Il Presidente Letta, in conferenza stampa, ha con orgoglio ribadito l’impegno solenne del suo Governo.
“La parola Province va cancellata dalla Costituzione!” ha affermato; “bisogna riconquistare la fiducia dell’opinione pubblica!”.
Ecco la migliore risposta ai tanti opinionisti e leader politici che oggi vantano come grande e fondamentale obiettivo riformatore l’abolizione delle Province.
Neanche una parola dal Presidente Letta per comprendere quali vantaggi deriveranno per il Paese da tale riforma, posto che, come egli stesso ha affermato, le funzioni ed i dipendenti vanno riallocati in altri enti e pertanto la relativa spesa. Posto che le Province svolgono oggi funzioni fondamentali che nemmeno il nostro Governo riformatore riuscirà mai a definire inutili.
Sconcertante la tecnica legislativa costituente del nostro Governo.
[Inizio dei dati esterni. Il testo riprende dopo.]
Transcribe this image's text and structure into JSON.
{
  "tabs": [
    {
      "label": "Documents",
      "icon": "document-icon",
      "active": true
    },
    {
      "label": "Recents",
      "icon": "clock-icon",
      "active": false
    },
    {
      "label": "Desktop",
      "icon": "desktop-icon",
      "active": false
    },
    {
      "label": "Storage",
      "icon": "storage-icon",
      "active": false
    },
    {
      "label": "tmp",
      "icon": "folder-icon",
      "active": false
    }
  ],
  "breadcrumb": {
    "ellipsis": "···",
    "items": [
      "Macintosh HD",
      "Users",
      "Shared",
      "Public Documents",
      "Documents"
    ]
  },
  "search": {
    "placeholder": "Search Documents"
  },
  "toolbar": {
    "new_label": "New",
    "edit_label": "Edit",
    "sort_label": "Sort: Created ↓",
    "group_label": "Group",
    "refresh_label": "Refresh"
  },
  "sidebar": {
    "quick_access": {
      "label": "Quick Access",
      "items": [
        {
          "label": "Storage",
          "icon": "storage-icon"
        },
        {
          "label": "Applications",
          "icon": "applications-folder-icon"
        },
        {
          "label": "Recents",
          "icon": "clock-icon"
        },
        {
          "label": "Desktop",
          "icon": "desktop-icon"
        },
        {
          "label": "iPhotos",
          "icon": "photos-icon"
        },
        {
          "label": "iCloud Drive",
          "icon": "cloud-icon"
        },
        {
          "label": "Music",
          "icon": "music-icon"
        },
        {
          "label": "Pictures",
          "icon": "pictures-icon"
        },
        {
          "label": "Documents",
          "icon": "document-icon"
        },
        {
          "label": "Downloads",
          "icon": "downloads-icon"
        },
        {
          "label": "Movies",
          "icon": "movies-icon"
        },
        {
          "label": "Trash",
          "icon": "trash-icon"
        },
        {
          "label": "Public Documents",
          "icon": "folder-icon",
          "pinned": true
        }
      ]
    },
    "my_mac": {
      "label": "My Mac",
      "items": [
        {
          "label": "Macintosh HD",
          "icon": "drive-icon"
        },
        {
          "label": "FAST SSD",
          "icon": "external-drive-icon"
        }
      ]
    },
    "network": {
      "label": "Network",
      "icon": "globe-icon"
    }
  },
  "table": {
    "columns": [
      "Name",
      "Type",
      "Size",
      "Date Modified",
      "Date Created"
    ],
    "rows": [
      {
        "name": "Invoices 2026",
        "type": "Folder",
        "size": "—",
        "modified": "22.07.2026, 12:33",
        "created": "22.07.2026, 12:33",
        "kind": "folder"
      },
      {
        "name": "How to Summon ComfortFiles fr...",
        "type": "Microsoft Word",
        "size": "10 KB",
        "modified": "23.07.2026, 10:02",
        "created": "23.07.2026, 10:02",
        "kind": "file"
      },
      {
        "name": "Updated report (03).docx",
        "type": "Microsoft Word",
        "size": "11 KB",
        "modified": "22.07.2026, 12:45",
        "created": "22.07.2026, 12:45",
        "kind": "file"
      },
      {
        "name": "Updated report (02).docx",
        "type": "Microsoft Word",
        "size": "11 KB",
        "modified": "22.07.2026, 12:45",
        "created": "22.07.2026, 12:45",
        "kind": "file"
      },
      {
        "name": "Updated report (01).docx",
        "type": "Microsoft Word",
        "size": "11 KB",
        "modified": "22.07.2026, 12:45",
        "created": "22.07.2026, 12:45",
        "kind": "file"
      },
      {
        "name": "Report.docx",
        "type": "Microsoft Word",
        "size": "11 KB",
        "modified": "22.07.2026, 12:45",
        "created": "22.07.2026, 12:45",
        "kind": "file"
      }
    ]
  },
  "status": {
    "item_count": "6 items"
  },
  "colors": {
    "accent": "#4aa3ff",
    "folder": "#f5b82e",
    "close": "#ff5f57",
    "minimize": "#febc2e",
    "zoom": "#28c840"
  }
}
Con grande attenzione all’art. 2 “abrogazioni”, i nuovi costituenti sono andati in cerca di tutti gli articoli della Costituzione ove ricorre la parola “Province” e hanno provveduto a proporre la cancellazione della stessa.
Inoltre si è provveduto a proporre l’abrogazione del fatidico art. 133, comma 1, della Costituzione sulle modifiche delle circoscrizioni provinciali, che ha contribuito a determinare la declaratoria di incostituzionalità degli accorpamenti e del riordino targato Monti – Patroni Griffi.
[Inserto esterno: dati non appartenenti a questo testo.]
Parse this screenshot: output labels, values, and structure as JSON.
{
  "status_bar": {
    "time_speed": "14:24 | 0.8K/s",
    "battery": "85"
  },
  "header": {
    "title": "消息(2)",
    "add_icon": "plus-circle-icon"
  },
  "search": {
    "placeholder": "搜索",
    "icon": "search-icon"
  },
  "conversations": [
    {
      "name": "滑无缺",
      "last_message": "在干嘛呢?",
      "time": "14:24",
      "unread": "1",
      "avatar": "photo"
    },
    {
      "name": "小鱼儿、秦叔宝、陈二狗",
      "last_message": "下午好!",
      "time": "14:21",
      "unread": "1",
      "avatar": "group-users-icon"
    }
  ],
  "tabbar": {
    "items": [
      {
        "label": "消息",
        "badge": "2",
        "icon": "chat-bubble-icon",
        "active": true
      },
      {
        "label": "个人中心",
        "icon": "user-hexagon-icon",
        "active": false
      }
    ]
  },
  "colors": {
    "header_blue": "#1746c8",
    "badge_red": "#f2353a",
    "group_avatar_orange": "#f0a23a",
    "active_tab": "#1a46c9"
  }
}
La vendetta dell’allora Ministro Patroni Griffi che aveva affermato: “Il riordino di tutte le province italiane, non rientra nel dettato dell’art. 133 della costituzione perché si tratta di un processo generale che richiederebbe, per essere attuato secondo costituzione, 8106 iniziative comunali. Ecco perché il Governo decide di avvalersi della titolarità di competenza che gli affida la legge per attuare una procedura diversa rispetto a quella del 133”.
La Corte Costituzionale gli ha dato torto ed allora meglio proprio eliminare l’art. 133. Giustizia è fatta!
Ecco il testo dell’art. 2 della riforma:
1. All’articolo 117 della Costituzione sono apportate le seguenti modificazioni:
a) al secondo comma, lettera p), è soppressa la seguente parola: “, Province”;
b) al sesto comma, sono soppresse le seguenti parole: “, le Province”.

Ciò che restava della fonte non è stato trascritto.